In Theory and Practice of Group Psychotherapy, Yalom argues that instillation of hope is one of eleven therapeutic factor that effects change in group members. Hope, or lack there of, has played a prominent role in my own experience in the last years. With each new specialist, medication, or intervention, my feeling of hope ranged from unadulterated conviction that I would get better this time to me, feeling terrified of hoping that this would make a difference when all the others failed.
My varying feelings of hope remind me of a roller coaster I rode as a youngster. I slowly climb the ramp believing this medicine or intervention will reduce the frequency and intensity of the migraine. Few times have I not felt the dizzying, stomach lurching descent back to the realization that for whatever reason, the intervention failed to improve my quality of life. I have grown leery and scared of the climb. I am terrified of taking that the leap of faith that this new intervention will make a difference.  

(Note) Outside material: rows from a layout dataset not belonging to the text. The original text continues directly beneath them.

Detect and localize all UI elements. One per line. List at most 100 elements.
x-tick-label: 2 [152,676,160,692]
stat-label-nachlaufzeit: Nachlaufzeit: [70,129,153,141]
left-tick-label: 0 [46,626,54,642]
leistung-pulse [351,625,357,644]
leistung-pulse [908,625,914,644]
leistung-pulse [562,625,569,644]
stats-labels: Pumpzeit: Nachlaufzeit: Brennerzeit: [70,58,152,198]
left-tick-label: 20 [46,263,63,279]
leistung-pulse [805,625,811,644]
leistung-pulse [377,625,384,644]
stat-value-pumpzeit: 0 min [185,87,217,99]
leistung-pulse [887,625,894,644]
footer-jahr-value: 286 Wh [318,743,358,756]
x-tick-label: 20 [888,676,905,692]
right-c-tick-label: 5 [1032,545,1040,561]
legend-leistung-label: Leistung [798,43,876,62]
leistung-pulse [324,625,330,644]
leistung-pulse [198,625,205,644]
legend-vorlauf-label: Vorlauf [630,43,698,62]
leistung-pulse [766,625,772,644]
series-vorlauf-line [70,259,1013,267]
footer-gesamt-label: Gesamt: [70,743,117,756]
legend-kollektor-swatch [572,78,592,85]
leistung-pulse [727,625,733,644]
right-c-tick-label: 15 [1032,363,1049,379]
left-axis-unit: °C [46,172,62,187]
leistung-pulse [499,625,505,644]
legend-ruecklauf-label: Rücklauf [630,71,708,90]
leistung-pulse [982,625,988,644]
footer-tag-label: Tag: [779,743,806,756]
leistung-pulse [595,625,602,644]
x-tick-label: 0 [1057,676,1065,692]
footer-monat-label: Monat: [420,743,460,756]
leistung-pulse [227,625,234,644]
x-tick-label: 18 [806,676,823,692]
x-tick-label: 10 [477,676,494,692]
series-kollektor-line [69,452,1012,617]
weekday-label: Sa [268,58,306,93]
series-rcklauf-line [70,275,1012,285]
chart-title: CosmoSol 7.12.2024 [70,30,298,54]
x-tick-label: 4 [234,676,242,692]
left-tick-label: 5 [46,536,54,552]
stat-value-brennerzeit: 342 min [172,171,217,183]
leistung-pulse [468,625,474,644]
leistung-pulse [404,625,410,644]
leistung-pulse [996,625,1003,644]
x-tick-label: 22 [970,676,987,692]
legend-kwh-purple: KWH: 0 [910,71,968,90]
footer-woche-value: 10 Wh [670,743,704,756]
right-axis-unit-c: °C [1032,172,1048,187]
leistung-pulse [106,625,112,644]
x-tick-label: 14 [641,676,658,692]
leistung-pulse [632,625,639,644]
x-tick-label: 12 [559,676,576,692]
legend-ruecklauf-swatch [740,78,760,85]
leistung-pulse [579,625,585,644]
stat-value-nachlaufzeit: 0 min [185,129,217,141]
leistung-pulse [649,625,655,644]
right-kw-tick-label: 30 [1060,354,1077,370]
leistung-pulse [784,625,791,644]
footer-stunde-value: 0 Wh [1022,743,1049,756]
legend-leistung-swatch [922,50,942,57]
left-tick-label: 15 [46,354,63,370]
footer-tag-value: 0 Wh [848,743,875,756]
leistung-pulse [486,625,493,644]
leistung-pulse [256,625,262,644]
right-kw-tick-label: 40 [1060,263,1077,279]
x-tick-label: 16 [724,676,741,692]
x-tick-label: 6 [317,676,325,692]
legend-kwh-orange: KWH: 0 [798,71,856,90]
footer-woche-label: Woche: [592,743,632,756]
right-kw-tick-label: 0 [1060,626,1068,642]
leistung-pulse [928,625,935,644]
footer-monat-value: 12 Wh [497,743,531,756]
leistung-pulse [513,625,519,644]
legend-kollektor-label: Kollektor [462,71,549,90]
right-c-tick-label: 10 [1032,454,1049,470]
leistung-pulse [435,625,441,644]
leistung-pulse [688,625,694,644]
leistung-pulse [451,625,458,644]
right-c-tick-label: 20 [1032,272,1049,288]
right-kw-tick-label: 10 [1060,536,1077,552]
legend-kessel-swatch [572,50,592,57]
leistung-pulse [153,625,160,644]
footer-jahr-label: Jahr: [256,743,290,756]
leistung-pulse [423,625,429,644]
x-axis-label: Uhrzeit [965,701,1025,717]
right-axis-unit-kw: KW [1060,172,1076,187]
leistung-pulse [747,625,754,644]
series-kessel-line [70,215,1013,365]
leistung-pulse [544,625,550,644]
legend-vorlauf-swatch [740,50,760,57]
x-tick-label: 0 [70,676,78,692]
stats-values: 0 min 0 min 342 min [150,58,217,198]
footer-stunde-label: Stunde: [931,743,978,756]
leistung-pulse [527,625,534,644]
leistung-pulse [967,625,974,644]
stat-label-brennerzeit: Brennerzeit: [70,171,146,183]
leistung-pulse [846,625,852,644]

Yesterday as I lay in bed, my hands pushing on my pulsing skull that felt like it would explode from the pressure, I reminded myself repeatedly of the Buddhist belief that whatever arises will also pass away. Observation of the impermanent nature of my migraines, the pain, and the intense nausea pulled me through an otherwise horrible experience. I am learning that I may not be able to readily hope in new interventions, but I am learning to hope that regardless, I will be ok. Although I felt hopeless and helpless yesterday, I realized that the pain was not unrelenting though it certainly seemed like it. I observed that the pain did ebb and flow ever so slightly. I started to understand emotionally--not just intellectually that the pain and nausea would pass.

I am slowly learning to hope in myself and make the leap of faith that I will endure and carve some place for myself in the counseling world. I fear that my dream of being a counselor working with people diagnosed with serious mental illness may not come to pass. I completed several credits towards a Master’s Degree in Professional Counseling. And although I was unable to finish the classes I took in the spring, and have not been able to take classes this summer or fall,  I will find a way to help people with serious mental illness. I do not know what capacity I might have in the future, but I am coming to hope and believe that I will find some way to realize a portion of my dream.